Anonymous wrote:Anonymous wrote:The days of being able to get on on legacy basis alone ended a long time ago.
One would hope. The point is the legacies get in when there is tie between candidates. In practice, this means the non-legacies have to be better than the legacies to get in.
Applying to college as a legacy is like having a superpower. It has been estimated to double or quadruple one’s chances of getting into a highly selective school, and has been found to be roughly equivalent to a 160-point boost on the SAT. At the most selective institutions in the United States, it’s typical for 10 to 15 percent of students to have a parent who also attended.
Anonymous wrote:The days of being able to get on on legacy basis alone ended a long time ago.
Anonymous wrote:Being a legacy is not all that important unless you also give substantial money to your school. No reason for a college to reward or perpetuate years of of stinginess.

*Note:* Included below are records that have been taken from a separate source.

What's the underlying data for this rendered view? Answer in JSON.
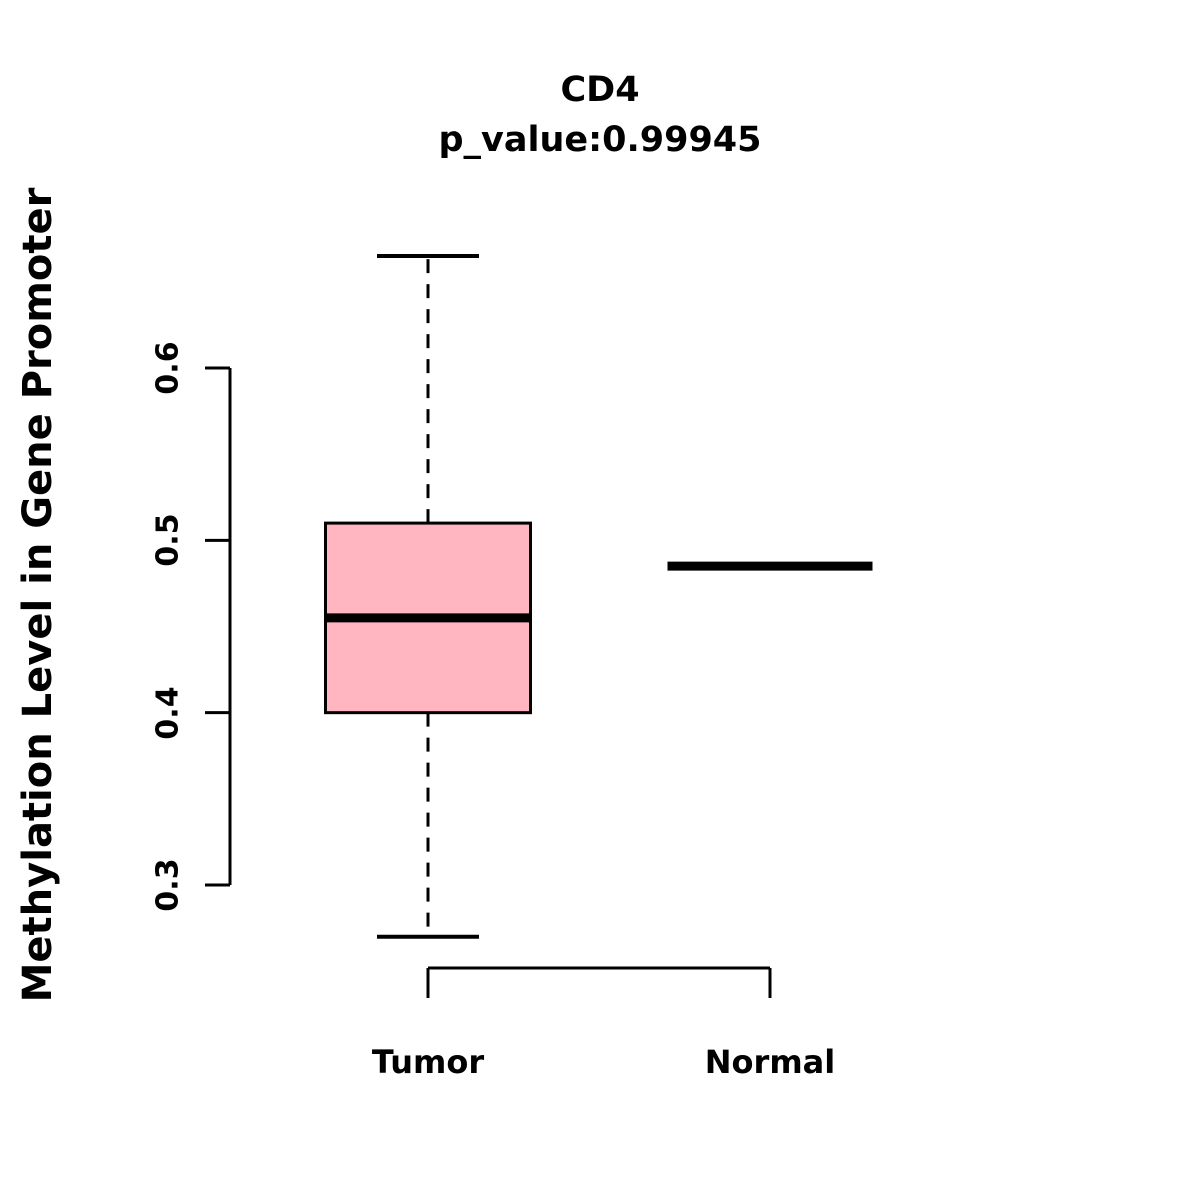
{
  "chart_data": {
    "type": "boxplot",
    "title": "CD4",
    "subtitle": "p_value:0.99945",
    "ylabel": "Methylation Level in Gene Promoter",
    "xlabel": "",
    "yticks": [
      0.3,
      0.4,
      0.5,
      0.6
    ],
    "ylim": [
      0.25,
      0.68
    ],
    "grid": "off",
    "legend": "none",
    "colors": {
      "box_fill": "#FFB6C1",
      "line": "#000000",
      "background": "#FFFFFF"
    },
    "groups": [
      {
        "label": "Tumor",
        "stats": {
          "min": 0.27,
          "q1": 0.4,
          "median": 0.455,
          "q3": 0.51,
          "max": 0.665
        }
      },
      {
        "label": "Normal",
        "stats": {
          "min": 0.485,
          "q1": 0.485,
          "median": 0.485,
          "q3": 0.485,
          "max": 0.485
        }
      }
    ]
  }
}
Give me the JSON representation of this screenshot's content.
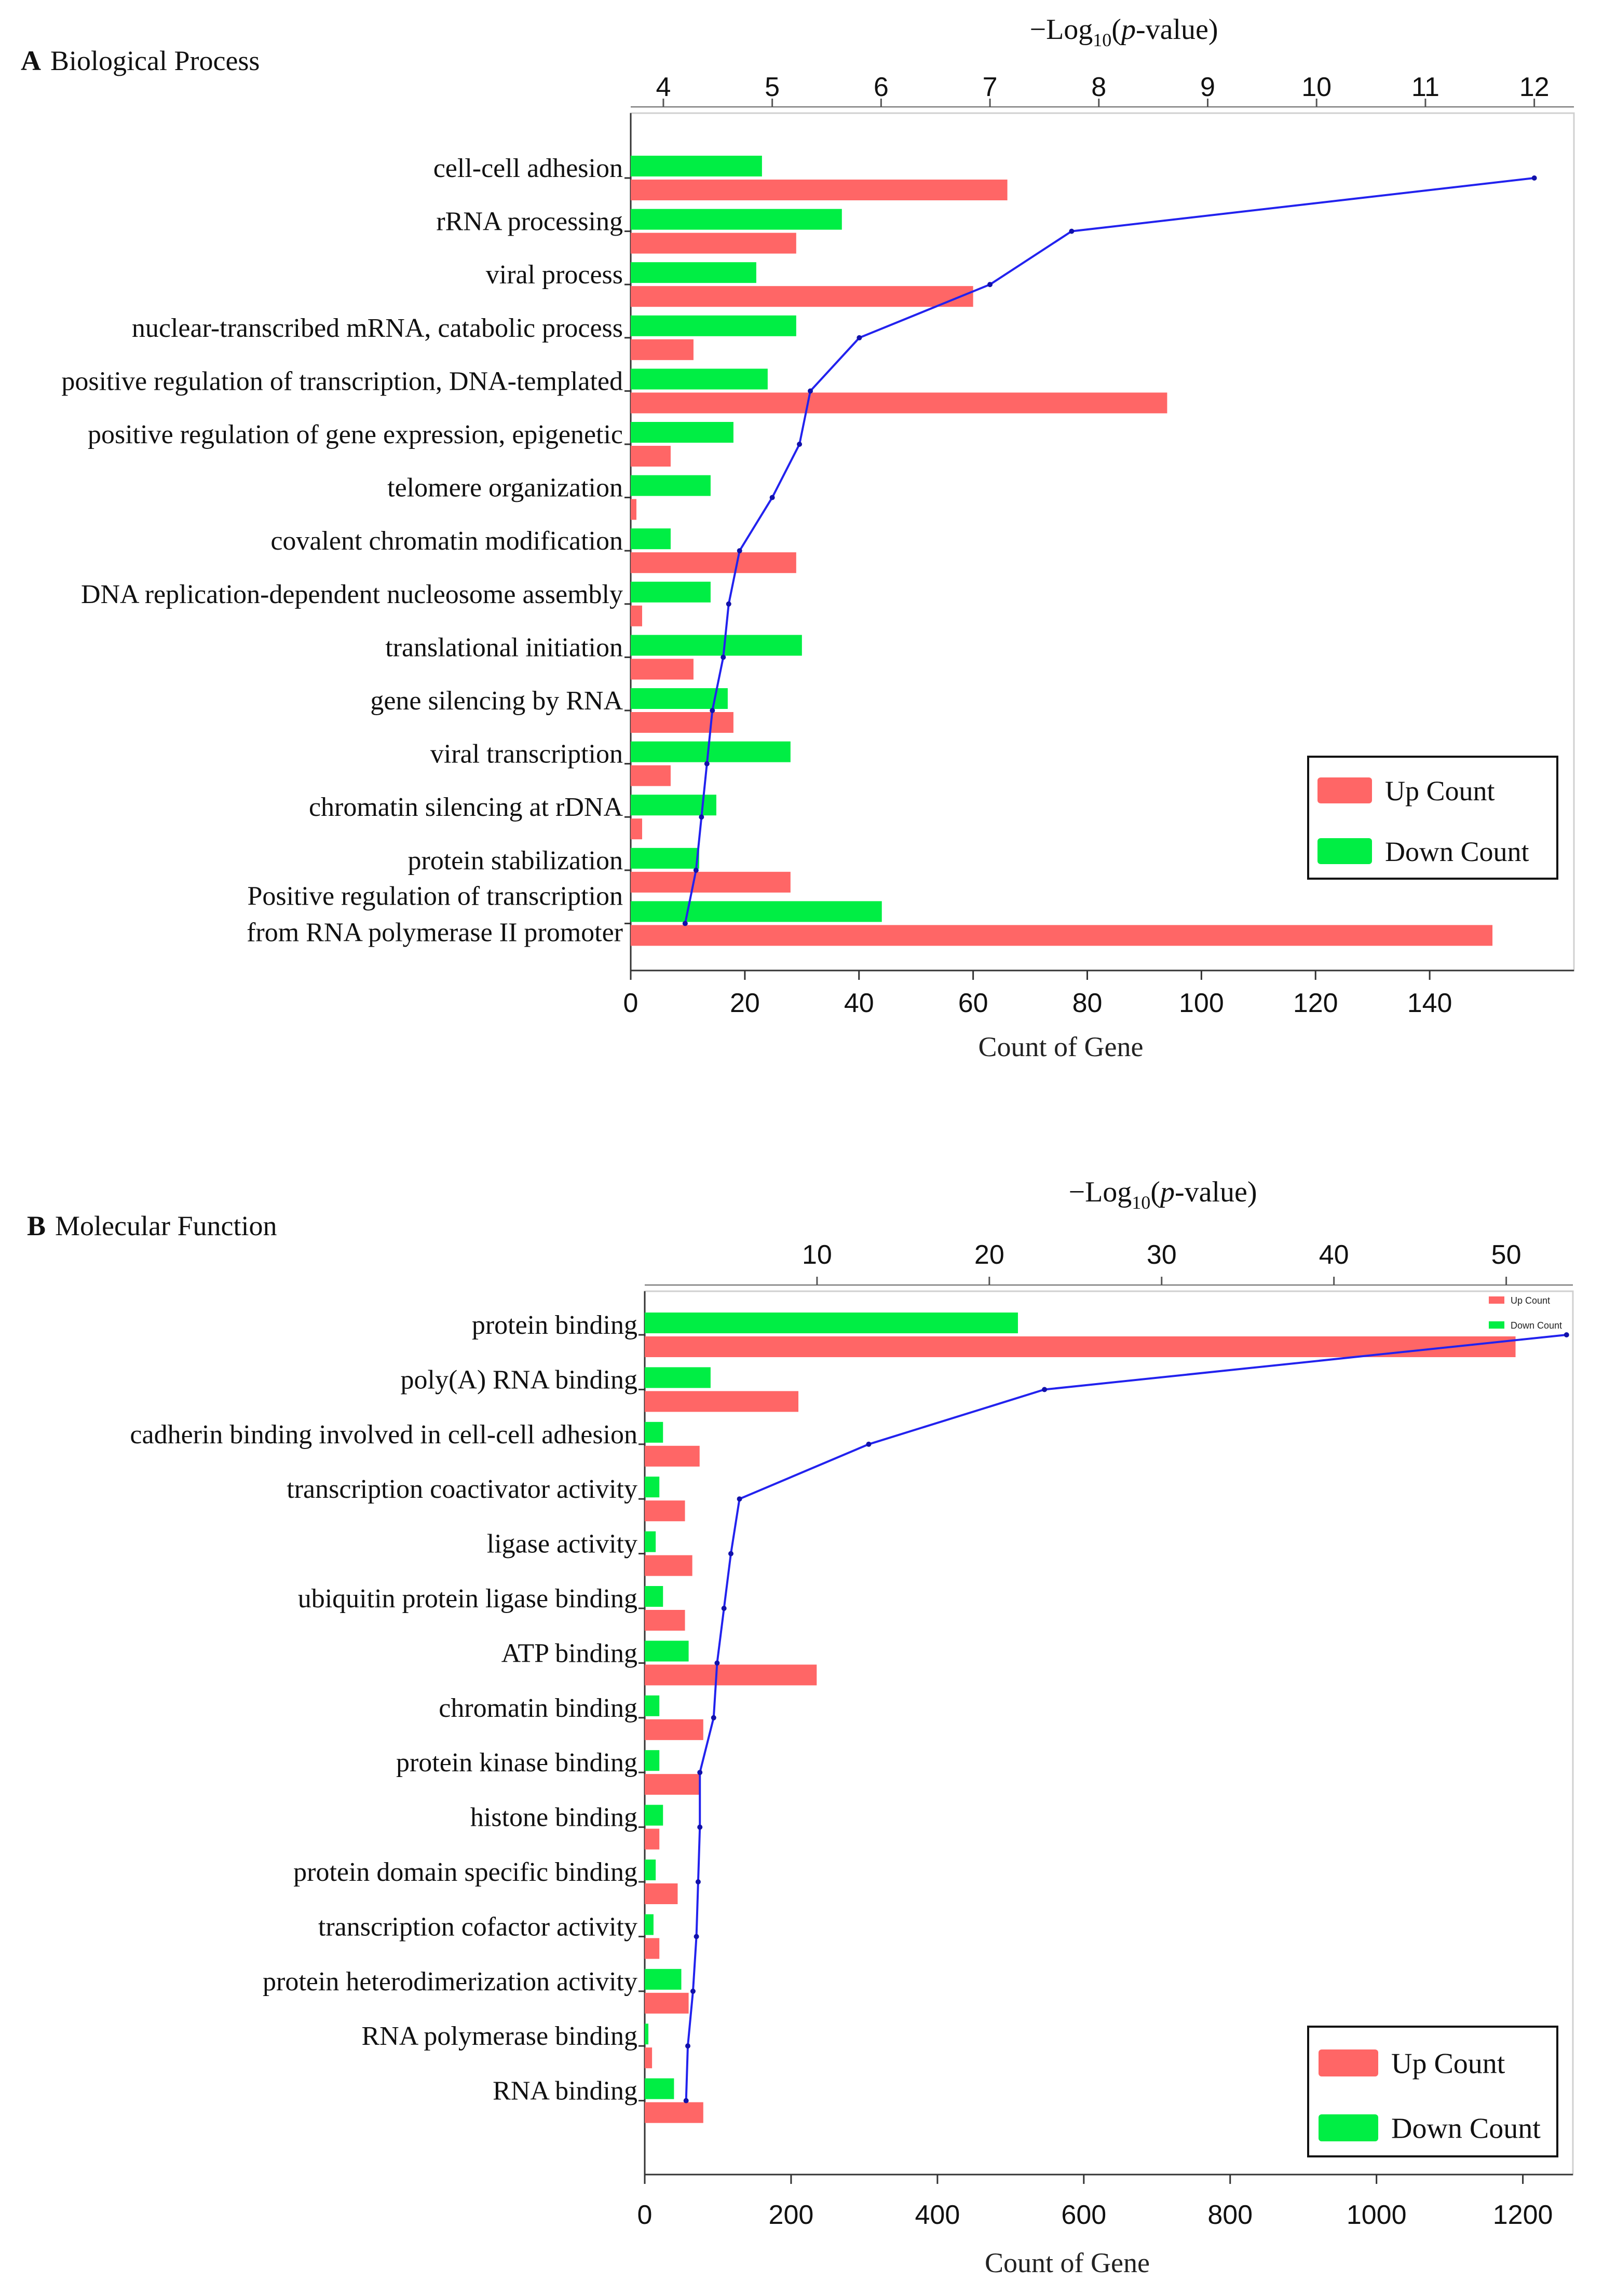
{
  "chart_data": [
    {
      "panel": "A",
      "title": "Biological Process",
      "type": "bar",
      "orientation": "horizontal",
      "categories": [
        "cell-cell adhesion",
        "rRNA processing",
        "viral process",
        "nuclear-transcribed mRNA, catabolic process",
        "positive regulation of transcription, DNA-templated",
        "positive regulation of gene expression, epigenetic",
        "telomere organization",
        "covalent chromatin modification",
        "DNA replication-dependent nucleosome assembly",
        "translational initiation",
        "gene silencing by RNA",
        "viral transcription",
        "chromatin silencing at rDNA",
        "protein stabilization",
        "Positive regulation of transcription from RNA polymerase II promoter"
      ],
      "category_lines": [
        [
          "cell-cell adhesion"
        ],
        [
          "rRNA processing"
        ],
        [
          "viral process"
        ],
        [
          "nuclear-transcribed mRNA, catabolic process"
        ],
        [
          "positive regulation of transcription, DNA-templated"
        ],
        [
          "positive regulation of gene expression, epigenetic"
        ],
        [
          "telomere organization"
        ],
        [
          "covalent chromatin modification"
        ],
        [
          "DNA replication-dependent nucleosome assembly"
        ],
        [
          "translational initiation"
        ],
        [
          "gene silencing by RNA"
        ],
        [
          "viral transcription"
        ],
        [
          "chromatin silencing at rDNA"
        ],
        [
          "protein stabilization"
        ],
        [
          "Positive regulation of transcription",
          "from RNA polymerase II promoter"
        ]
      ],
      "series": [
        {
          "name": "Up Count",
          "color": "#ff6666",
          "values": [
            66,
            29,
            60,
            11,
            94,
            7,
            1,
            29,
            2,
            11,
            18,
            7,
            2,
            28,
            151
          ]
        },
        {
          "name": "Down Count",
          "color": "#00ee44",
          "values": [
            23,
            37,
            22,
            29,
            24,
            18,
            14,
            7,
            14,
            30,
            17,
            28,
            15,
            12,
            44
          ]
        }
      ],
      "line": {
        "name": "-Log10(p-value)",
        "color": "#2222ee",
        "values": [
          12.0,
          7.75,
          7.0,
          5.8,
          5.35,
          5.25,
          5.0,
          4.7,
          4.6,
          4.55,
          4.45,
          4.4,
          4.35,
          4.3,
          4.2
        ]
      },
      "xlabel": "Count of Gene",
      "xlim": [
        0,
        158
      ],
      "xticks": [
        0,
        20,
        40,
        60,
        80,
        100,
        120,
        140
      ],
      "x2label_parts": [
        "−Log",
        "10",
        "(",
        "p",
        "-value)"
      ],
      "x2lim": [
        3.7,
        12.45
      ],
      "x2ticks": [
        4,
        5,
        6,
        7,
        8,
        9,
        10,
        11,
        12
      ],
      "legend": {
        "position": "lower-right",
        "items": [
          "Up Count",
          "Down Count"
        ]
      }
    },
    {
      "panel": "B",
      "title": "Molecular Function",
      "type": "bar",
      "orientation": "horizontal",
      "categories": [
        "protein binding",
        "poly(A) RNA binding",
        "cadherin binding involved in cell-cell adhesion",
        "transcription coactivator activity",
        "ligase activity",
        "ubiquitin protein ligase binding",
        "ATP binding",
        "chromatin binding",
        "protein kinase binding",
        "histone binding",
        "protein domain specific binding",
        "transcription cofactor activity",
        "protein heterodimerization activity",
        "RNA polymerase binding",
        "RNA binding"
      ],
      "category_lines": [
        [
          "protein binding"
        ],
        [
          "poly(A) RNA binding"
        ],
        [
          "cadherin binding involved in cell-cell adhesion"
        ],
        [
          "transcription coactivator activity"
        ],
        [
          "ligase activity"
        ],
        [
          "ubiquitin protein ligase binding"
        ],
        [
          "ATP binding"
        ],
        [
          "chromatin binding"
        ],
        [
          "protein kinase binding"
        ],
        [
          "histone binding"
        ],
        [
          "protein domain specific binding"
        ],
        [
          "transcription cofactor activity"
        ],
        [
          "protein heterodimerization activity"
        ],
        [
          "RNA polymerase binding"
        ],
        [
          "RNA binding"
        ]
      ],
      "series": [
        {
          "name": "Up Count",
          "color": "#ff6666",
          "values": [
            1190,
            210,
            75,
            55,
            65,
            55,
            235,
            80,
            75,
            20,
            45,
            20,
            60,
            10,
            80
          ]
        },
        {
          "name": "Down Count",
          "color": "#00ee44",
          "values": [
            510,
            90,
            25,
            20,
            15,
            25,
            60,
            20,
            20,
            25,
            15,
            12,
            50,
            5,
            40
          ]
        }
      ],
      "line": {
        "name": "-Log10(p-value)",
        "color": "#2222ee",
        "values": [
          53.5,
          23.2,
          13.0,
          5.5,
          5.0,
          4.6,
          4.2,
          4.0,
          3.2,
          3.2,
          3.1,
          3.0,
          2.8,
          2.5,
          2.4
        ]
      },
      "xlabel": "Count of Gene",
      "xlim": [
        0,
        1240
      ],
      "xticks": [
        0,
        200,
        400,
        600,
        800,
        1000,
        1200
      ],
      "x2label_parts": [
        "−Log",
        "10",
        "(",
        "p",
        "-value)"
      ],
      "x2lim": [
        0,
        54.2
      ],
      "x2ticks": [
        10,
        20,
        30,
        40,
        50
      ],
      "legend": {
        "position": "lower-right",
        "items": [
          "Up Count",
          "Down Count"
        ]
      },
      "small_legend": {
        "position": "top-right",
        "items": [
          "Up Count",
          "Down Count"
        ]
      }
    }
  ]
}
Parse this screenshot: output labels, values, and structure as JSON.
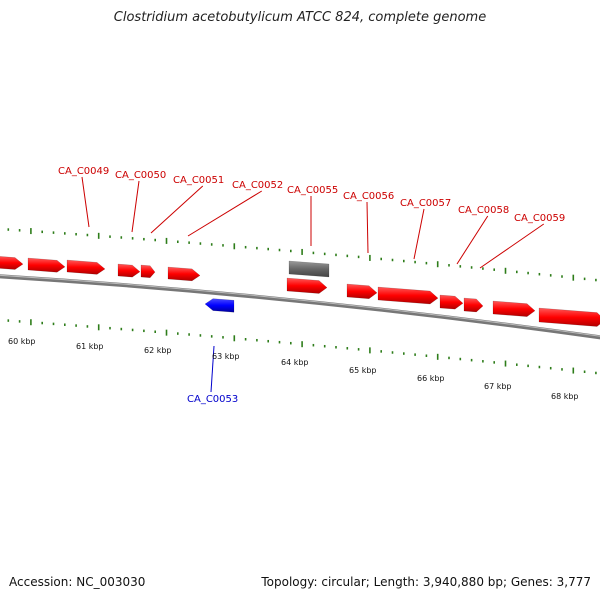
{
  "title": "Clostridium acetobutylicum ATCC 824, complete genome",
  "footer": {
    "accession": "Accession: NC_003030",
    "stats": "Topology: circular; Length: 3,940,880 bp; Genes: 3,777"
  },
  "colors": {
    "forward_gene": "#ff0000",
    "reverse_gene": "#0000ff",
    "other_feature": "#666666",
    "forward_label": "#cc0000",
    "reverse_label": "#0000cc",
    "tick": "#2e7d1a",
    "backbone": "#777777"
  },
  "scale_labels": [
    "60 kbp",
    "61 kbp",
    "62 kbp",
    "63 kbp",
    "64 kbp",
    "65 kbp",
    "66 kbp",
    "67 kbp",
    "68 kbp"
  ],
  "forward_gene_labels": [
    "CA_C0049",
    "CA_C0050",
    "CA_C0051",
    "CA_C0052",
    "CA_C0055",
    "CA_C0056",
    "CA_C0057",
    "CA_C0058",
    "CA_C0059"
  ],
  "reverse_gene_labels": [
    "CA_C0053"
  ],
  "other_feature_count": 1
}
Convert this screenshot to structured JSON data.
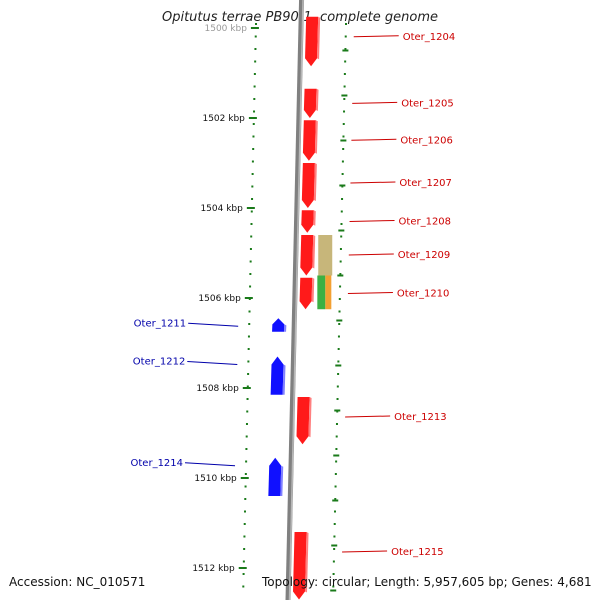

Anonymous wrote:And don't forget some families will be legacy at multiple Ivies. In my DC's PK class, there are parents who have 6 Ivy degrees between the two of them (parents who have two graduate degrees, usually, or a degree like a Penn M&T that is dual Wharton / School of Engineering), thus often covering four different schools.
For example: Dartmouth undergrad, Harvard Law married to Princeton undergrad, Yale Law. That greatly increases the legacy chances of a kid, as well as increasing the likelihood that one of the legacy schools is genuinely a great fit and first choice for them.
Anonymous wrote:And don't forget some families will be legacy at multiple Ivies. In my DC's PK class, there are parents who have 6 Ivy degrees between the two of them (parents who have two graduate degrees, usually, or a degree like a Penn M&T that is dual Wharton / School of Engineering), thus often covering four different schools.
For example: Dartmouth undergrad, Harvard Law married to Princeton undergrad, Yale Law. That greatly increases the legacy chances of a kid, as well as increasing the likelihood that one of the legacy schools is genuinely a great fit and first choice for them.
Anonymous wrote:Anonymous wrote:Anonymous wrote:Sidwell and St. Albans appear downright provincial compared with the NYC private schools such as the Dalton school and Horace Mann. Their social circles are connected to the elite New England boarding schools. The DC privates are their own little micro-bubble. It is what it is I guess.
Seriously, who cares?
Who cares? Likely someone whose child didn’t get in. The WSJ did an an analysis of high schools who got the most students into HYPS and IIRC STA was eleventh in the country which was behind the elite NYC schools but obviously not by much.